ROJun 29, 2017

Towards Monocular Vision based Obstacle Avoidance through Deep Reinforcement Learning

arXiv:1706.09829v1178 citations
Originality Incremental advance
AI Analysis

This addresses obstacle avoidance for autonomous robots using only monocular vision, offering an incremental improvement in learning efficiency and transferability.

The paper tackles monocular vision-based obstacle avoidance for autonomous robots by proposing a D3QN method, which achieves twofold learning acceleration compared to a normal deep Q network and successfully transfers from simulation to real robots with generalization to new dynamic environments.

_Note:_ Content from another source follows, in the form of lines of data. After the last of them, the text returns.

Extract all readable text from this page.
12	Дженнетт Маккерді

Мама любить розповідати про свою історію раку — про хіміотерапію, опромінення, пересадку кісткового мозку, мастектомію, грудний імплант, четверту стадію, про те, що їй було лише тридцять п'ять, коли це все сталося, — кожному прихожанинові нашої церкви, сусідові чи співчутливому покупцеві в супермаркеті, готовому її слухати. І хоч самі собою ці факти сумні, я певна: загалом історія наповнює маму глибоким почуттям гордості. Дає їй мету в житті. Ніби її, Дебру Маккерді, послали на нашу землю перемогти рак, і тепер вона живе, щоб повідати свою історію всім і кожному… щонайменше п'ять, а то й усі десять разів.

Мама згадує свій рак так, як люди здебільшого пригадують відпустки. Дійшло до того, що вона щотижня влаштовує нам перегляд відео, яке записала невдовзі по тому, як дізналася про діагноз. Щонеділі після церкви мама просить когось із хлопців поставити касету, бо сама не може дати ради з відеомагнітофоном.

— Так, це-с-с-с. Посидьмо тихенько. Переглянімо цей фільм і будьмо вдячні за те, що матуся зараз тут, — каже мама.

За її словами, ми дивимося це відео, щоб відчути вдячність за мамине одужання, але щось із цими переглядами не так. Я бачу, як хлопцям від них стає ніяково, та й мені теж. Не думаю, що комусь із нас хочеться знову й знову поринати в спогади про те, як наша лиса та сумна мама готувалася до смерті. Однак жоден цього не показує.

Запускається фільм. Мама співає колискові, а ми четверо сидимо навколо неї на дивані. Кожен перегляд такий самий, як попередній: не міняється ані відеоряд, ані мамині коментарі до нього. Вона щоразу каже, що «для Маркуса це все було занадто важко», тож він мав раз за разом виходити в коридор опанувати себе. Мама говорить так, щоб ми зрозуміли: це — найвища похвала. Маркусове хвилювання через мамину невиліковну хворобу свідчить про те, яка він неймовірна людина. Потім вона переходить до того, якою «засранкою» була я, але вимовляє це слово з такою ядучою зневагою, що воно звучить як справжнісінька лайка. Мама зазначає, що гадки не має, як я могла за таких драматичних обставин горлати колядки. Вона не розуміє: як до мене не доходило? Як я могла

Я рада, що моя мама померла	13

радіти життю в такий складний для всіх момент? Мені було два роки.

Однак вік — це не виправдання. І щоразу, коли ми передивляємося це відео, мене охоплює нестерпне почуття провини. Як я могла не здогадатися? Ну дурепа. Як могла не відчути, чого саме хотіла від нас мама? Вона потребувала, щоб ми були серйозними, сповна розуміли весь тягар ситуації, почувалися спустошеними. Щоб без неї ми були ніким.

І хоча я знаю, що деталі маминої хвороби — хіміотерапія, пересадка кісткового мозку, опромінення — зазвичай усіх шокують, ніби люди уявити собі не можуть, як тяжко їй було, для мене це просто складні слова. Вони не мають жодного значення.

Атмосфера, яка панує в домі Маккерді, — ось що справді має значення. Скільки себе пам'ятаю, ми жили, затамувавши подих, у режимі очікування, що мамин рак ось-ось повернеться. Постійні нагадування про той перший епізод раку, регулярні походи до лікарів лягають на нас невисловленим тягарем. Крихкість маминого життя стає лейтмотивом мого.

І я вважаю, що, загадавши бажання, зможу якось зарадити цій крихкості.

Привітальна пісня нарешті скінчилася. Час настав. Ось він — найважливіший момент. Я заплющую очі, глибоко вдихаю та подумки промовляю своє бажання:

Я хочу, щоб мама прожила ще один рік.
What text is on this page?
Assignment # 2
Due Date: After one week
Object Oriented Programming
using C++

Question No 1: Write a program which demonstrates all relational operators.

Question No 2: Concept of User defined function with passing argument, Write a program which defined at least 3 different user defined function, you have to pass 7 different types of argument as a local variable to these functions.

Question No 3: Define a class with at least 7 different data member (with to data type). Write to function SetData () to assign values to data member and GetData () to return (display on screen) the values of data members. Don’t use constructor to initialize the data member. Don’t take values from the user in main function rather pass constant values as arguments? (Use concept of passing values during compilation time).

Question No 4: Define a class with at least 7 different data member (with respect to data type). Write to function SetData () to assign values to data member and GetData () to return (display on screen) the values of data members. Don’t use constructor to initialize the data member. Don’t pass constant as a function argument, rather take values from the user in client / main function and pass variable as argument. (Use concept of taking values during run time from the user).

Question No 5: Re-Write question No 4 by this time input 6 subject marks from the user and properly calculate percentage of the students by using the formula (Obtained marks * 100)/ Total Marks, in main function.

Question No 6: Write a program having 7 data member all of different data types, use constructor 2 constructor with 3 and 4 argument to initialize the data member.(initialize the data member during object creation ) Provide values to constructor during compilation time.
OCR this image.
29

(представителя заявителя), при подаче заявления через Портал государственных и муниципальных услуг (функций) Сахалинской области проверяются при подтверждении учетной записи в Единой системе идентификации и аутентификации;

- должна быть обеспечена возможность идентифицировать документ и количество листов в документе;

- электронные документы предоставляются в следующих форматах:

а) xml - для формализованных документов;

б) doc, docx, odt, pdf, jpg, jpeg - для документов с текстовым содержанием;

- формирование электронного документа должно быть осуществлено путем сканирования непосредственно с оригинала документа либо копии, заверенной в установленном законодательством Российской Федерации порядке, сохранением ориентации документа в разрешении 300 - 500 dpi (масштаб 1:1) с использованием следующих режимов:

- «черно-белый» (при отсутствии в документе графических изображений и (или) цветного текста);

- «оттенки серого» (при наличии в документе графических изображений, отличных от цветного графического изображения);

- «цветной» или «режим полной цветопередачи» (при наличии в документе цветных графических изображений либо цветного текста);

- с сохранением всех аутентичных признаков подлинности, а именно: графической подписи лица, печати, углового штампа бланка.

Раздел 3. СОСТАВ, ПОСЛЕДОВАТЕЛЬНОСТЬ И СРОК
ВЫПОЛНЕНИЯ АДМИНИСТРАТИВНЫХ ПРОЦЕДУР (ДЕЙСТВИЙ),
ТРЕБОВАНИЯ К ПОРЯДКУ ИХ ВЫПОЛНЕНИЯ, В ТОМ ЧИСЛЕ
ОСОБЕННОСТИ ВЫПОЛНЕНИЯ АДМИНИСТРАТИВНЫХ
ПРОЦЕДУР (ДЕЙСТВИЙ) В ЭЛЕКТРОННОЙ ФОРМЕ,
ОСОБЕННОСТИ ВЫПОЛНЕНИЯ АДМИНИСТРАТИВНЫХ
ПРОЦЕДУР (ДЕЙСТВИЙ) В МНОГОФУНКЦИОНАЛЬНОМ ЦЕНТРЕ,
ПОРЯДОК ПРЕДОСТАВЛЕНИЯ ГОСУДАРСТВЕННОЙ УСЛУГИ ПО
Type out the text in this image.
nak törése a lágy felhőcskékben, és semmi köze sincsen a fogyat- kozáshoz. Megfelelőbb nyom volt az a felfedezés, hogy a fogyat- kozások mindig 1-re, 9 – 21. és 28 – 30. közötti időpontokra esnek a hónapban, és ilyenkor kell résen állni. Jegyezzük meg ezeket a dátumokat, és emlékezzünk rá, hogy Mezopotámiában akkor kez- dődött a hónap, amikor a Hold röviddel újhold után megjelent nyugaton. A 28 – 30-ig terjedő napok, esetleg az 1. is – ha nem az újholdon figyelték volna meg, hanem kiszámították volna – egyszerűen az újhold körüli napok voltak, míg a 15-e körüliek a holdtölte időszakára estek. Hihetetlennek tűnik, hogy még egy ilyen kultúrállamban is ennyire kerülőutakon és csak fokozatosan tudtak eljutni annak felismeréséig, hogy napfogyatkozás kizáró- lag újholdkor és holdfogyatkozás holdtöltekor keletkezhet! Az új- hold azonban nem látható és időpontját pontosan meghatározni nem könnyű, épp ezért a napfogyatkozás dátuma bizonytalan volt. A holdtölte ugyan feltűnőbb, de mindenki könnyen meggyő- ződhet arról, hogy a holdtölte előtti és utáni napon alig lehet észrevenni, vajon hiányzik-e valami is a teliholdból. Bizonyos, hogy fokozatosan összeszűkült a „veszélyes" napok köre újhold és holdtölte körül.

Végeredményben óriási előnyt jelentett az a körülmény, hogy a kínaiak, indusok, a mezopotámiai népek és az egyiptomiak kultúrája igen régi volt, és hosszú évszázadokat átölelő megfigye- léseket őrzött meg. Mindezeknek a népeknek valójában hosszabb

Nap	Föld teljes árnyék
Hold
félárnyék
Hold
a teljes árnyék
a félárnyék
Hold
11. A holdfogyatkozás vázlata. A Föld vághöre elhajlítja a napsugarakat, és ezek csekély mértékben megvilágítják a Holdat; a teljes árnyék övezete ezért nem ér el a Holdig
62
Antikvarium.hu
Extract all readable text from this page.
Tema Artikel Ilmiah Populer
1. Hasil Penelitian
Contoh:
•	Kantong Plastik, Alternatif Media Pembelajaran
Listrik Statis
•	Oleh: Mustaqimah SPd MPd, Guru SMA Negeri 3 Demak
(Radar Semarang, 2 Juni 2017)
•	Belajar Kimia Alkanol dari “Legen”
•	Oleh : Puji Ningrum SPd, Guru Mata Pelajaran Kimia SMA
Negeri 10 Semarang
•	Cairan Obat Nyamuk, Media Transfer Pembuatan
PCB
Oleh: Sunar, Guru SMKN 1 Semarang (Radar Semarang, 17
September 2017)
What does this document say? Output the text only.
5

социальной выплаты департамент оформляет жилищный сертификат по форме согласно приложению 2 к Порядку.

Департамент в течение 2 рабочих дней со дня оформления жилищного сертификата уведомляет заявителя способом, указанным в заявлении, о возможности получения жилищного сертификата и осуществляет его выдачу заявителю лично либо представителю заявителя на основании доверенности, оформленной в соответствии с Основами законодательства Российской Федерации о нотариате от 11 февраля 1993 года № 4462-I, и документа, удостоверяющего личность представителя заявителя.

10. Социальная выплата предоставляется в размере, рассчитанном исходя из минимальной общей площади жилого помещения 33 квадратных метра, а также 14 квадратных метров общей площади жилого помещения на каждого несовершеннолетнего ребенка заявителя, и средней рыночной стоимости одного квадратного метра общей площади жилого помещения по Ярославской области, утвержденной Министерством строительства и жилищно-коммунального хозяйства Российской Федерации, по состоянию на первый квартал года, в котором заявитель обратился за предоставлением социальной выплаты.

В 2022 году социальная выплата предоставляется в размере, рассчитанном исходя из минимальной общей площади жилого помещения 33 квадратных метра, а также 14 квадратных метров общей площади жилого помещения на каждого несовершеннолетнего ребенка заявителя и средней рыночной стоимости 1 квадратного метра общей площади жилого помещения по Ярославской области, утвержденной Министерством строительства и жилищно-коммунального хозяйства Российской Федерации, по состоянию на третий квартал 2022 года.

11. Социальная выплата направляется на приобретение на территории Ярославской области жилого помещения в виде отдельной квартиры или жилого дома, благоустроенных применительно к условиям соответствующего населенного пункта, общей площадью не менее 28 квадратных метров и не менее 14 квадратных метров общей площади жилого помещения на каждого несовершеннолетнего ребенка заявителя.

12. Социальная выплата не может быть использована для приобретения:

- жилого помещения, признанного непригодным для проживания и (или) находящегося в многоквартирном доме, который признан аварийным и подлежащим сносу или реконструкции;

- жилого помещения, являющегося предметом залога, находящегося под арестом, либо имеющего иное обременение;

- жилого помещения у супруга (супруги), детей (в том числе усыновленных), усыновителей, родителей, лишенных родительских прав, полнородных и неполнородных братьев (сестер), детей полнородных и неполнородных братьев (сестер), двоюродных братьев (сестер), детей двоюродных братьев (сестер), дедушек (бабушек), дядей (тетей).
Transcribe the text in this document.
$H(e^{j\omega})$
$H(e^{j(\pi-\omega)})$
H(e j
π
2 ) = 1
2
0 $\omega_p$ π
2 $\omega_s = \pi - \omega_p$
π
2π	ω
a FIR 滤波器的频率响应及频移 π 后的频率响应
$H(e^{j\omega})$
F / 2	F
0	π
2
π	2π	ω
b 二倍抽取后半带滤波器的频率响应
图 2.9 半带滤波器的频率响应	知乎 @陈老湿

Obstacle avoidance is a fundamental requirement for autonomous robots which operate in, and interact with, the real world. When perception is limited to monocular vision avoiding collision becomes significantly more challenging due to the lack of 3D information. Conventional path planners for obstacle avoidance require tuning a number of parameters and do not have the ability to directly benefit from large datasets and continuous use. In this paper, a dueling architecture based deep double-Q network (D3QN) is proposed for obstacle avoidance, using only monocular RGB vision. Based on the dueling and double-Q mechanisms, D3QN can efficiently learn how to avoid obstacles in a simulator even with very noisy depth information predicted from RGB image. Extensive experiments show that D3QN enables twofold acceleration on learning compared with a normal deep Q network and the models trained solely in virtual environments can be directly transferred to real robots, generalizing well to various new environments with previously unseen dynamic objects.